Grief softens, taunts us into familiarity, befriends us over time and — though uninvited — comes to settle in with us as a respected companion.
At least that’s my experience from the perspective of having lost five of nine siblings. Today is the third anniversary of my brother Art’s death.
You would have liked him — I honestly do not know a person who did not! Of the six brothers he clearly inherited our Dad’s gracious charm and ease with people. He was incorrigibly kind, generous, self-effacing, optimistic and happy. That was quite a feat given our genetic disposition and his ten-year battle with lung cancer.
Art loved cars as did our dad, his namesake. One of my most vivid childhood memories was his purchase of a sleek, white, 1959 Pontiac Star Chief sedan — it belongs in the Smithsonian!

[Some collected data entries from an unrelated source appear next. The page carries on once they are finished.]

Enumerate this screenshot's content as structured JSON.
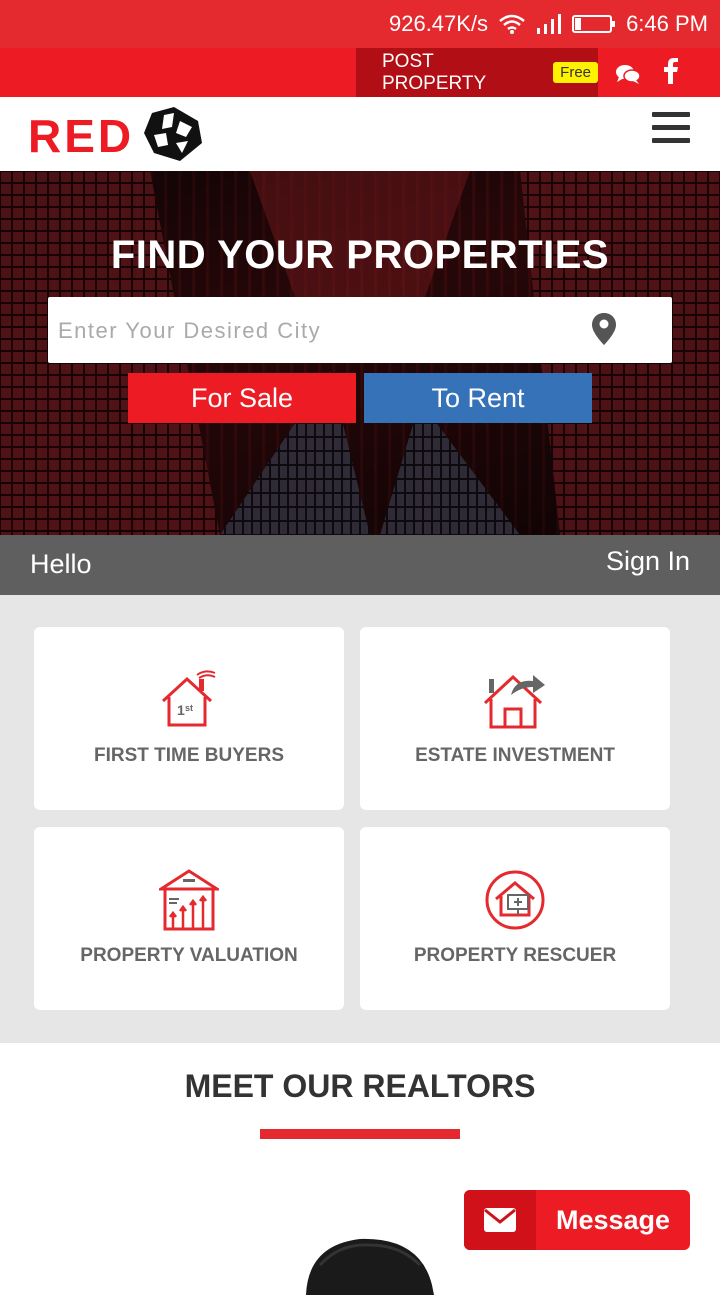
{
  "status_bar": {
    "speed": "926.47K/s",
    "time": "6:46 PM"
  },
  "topbar": {
    "post_property": "POST PROPERTY",
    "free_badge": "Free"
  },
  "header": {
    "logo_text": "RED"
  },
  "hero": {
    "title": "FIND YOUR PROPERTIES",
    "search_placeholder": "Enter Your Desired City",
    "for_sale": "For Sale",
    "to_rent": "To Rent"
  },
  "hello_bar": {
    "greeting": "Hello",
    "sign_in": "Sign In"
  },
  "cards": [
    {
      "label": "FIRST TIME BUYERS",
      "icon": "first-home-icon"
    },
    {
      "label": "ESTATE INVESTMENT",
      "icon": "house-arrow-icon"
    },
    {
      "label": "PROPERTY VALUATION",
      "icon": "valuation-icon"
    },
    {
      "label": "PROPERTY RESCUER",
      "icon": "rescue-icon"
    }
  ],
  "realtors": {
    "title": "MEET OUR REALTORS"
  },
  "message_button": {
    "label": "Message"
  },
  "colors": {
    "brand_red": "#ed1c24",
    "dark_red": "#b20e15",
    "rent_blue": "#3572b8",
    "hello_gray": "#5f5f5f"
  }
}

Just having it parked in our driveway gave this nine-year old immediate, and fully exploited, bragging rights.
Art’s fascination with cars endured but also signaled a fundamental shift. No longer needing to flash an icon of a financially flush bachelor, over time Art became quite skilled in car repair. He embraced a new focus, new goals. Modesty and frugality became his obsession as Joyce and their three kids became the locus of his pride and uncontested priority.
Always the financial wizard and astute investor, Art became as selfless as is constitutionally possible for a Burbach male. His many sacrifices and deep reservoir of faith in God and other people has been validated in terrific children with whom I am proud to share the family name.
One last, parting gift endures. Honored to be among my brother’s pallbearers, I was unprepared for what I was asked to carry. Lumbering up a slight incline at Calvary cemetery proved more than I could manage. I buckled under the weight — others had to come to my rescue. Thus, my brother’s legacy continues to work its way with me.
Being the youngest of a large family is a profound gift. Perhaps I learn from some of their mistakes, though plenty of evidence suggests the contrary. Certainly I profit from their example and wisdom. I am growing more accustomed to not being the leader, content — perhaps blessed — to follow.
More than ever, I am coming to appreciate what T.S. Eliot expressed so well:
We shall not cease from exploration
And the end of all our exploring
Will be to arrive where we started
And know the place for the first time.
T.S. Eliot’s famous quote is from the conclusion of Little Gidding, the last of his Four Quartets.